Baltimore Police Department Struggles With Truth & Justice

Baltimore Police Chief Batts has taken up the task of swaying public opinion of the city’s law enforcement. This past Wednesday on June 25th, Chief Batts along with his top brass participated in a City Hall public hearing on law enforcement practices. This comes after several years of community activism against police brutality, including brutality against Anthony Anderson and Tyrone West. Joining the fight recently has been 36 year old Abdul Salaam. Both the West and Salaam families filed reports with internal affairs which that say they were ignored. Both the Anderson & West incidents had been clouded by conflicting reports by the police and witnesses. The Baltimore Police Department claimed Anthony Anderson died of a drug overdose, while the facts revealed by the medical examiner indicated that it had been a homicide by blunt force. Abdul Salaam had been severely beaten by police upon a routine seatbelt stop last July of 2013. It has been recently reported that both the Salaam and West families have taken their grievances to a civil court because the Baltimore PD have found no wrong doing of officers in either case.

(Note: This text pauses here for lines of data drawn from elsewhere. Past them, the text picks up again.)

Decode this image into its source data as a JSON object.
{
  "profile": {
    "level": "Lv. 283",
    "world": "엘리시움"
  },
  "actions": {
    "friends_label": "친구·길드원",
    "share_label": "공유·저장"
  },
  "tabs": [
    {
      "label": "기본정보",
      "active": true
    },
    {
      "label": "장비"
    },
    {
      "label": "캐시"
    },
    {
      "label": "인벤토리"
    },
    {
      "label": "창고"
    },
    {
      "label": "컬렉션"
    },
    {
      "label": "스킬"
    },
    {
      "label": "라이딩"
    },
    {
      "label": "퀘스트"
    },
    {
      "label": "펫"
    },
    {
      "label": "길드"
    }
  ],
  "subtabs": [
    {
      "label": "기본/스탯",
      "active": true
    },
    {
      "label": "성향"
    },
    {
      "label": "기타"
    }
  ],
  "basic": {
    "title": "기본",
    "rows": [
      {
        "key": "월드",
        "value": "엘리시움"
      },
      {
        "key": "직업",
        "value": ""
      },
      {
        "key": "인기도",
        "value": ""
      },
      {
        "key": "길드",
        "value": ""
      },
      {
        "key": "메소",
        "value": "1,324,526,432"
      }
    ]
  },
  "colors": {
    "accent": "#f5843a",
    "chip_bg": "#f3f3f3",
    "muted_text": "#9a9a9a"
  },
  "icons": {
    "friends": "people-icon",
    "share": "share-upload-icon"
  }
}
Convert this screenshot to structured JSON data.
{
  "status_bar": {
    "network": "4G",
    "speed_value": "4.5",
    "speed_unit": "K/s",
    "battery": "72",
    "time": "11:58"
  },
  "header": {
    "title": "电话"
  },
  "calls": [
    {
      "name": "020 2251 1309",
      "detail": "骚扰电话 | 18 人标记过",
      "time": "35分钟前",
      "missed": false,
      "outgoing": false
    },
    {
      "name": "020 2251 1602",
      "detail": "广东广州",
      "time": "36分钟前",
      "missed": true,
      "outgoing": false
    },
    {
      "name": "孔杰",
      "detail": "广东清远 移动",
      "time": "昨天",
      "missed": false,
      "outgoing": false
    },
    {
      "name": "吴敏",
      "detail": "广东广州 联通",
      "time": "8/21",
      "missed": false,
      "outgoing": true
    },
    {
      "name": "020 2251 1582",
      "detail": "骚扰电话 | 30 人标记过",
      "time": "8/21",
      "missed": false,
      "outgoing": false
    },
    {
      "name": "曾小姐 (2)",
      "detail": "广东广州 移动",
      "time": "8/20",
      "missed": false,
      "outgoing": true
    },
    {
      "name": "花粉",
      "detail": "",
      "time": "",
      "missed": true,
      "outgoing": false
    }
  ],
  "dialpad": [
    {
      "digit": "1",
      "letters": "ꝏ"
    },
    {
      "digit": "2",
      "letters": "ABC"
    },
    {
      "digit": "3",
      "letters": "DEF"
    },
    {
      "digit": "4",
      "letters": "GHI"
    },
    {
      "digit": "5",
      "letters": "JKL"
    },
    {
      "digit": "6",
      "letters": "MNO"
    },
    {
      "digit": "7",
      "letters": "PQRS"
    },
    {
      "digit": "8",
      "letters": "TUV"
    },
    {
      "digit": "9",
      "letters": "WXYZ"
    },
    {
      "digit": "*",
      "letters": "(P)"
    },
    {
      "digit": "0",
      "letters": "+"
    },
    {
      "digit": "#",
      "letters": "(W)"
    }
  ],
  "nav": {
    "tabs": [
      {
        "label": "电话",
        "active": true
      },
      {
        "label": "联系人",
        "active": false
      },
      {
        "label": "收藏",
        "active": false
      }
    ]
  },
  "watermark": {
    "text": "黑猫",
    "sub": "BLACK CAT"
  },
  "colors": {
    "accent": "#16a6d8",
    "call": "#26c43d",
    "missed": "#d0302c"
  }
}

Judge Upholds Order Demanding Release Of CIA Torture Accounts

A military judge has rejected the US government's attempts to keep accounts of the CIA's torture of a detainee secret, setting up a fateful choice for the Obama administration in staunching the fallout from its predecessor's brutal interrogations. In a currently-sealed 24 June ruling at Guantánamo Bay – described to the Guardian – Judge James Pohl upheld his April order demanding the government produce details of the detentions and interrogations of Abd al-Rahim al-Nashiri during his years in CIA custody. The Miami Herald also reported on the ruling, citing three sources who had seen it. Among those details are the locations of the "black site" secret prisons in which Nashiri was held until his September 2006 transfer to Guantánamo; the names and communications of CIA personnel there; training and other procedures for guards and interrogators; and discussions of the application of so-called "enhanced interrogation techniques". The government has charged Nashiri in connection to the deaths of 17 sailors in the 2000 bombing of the USS Cole. After his 2002 capture, Nashiri's interrogators revved a power drill near his head, threatened him with a gun and waterboarded him, producing a sensation akin to drowning.

Federal Appeals Court Rejects Torture Survivor’s Case

As declared by the United Nations in 1997, June 26 is International Day in Support of Victims of Torture. Unfortunately, the U.S. Court of Appeals may have set an alarming precedent for torture survivors around the country with its decision against victim Darrell Cannon late last month. On May 27, the court shocked Cannon and his supporters by opting to deny him full compensation for the brutal treatment he incurred at the hands of the Chicago Police Department starting in 1983. Led by the notorious Commander Jon Burge, who was fired from his position in 1993 and convicted of perjury in 2010, the Chicago Police victimized at least 120 African-American suspects over the course of two decades, including Cannon, who was tortured before being imprisoned unjustly for 24 years. Despite a number of other survivors receiving millions of dollars from the city of Chicago, Cannon was left with almost nothing—suggesting that the U.S. legal system is all too willing to abandon survivors behind a smokescreen of denial and victim-blaming. Cannon’s lawyers argued his case in front of the three-judge federal appeals court in January of 2013.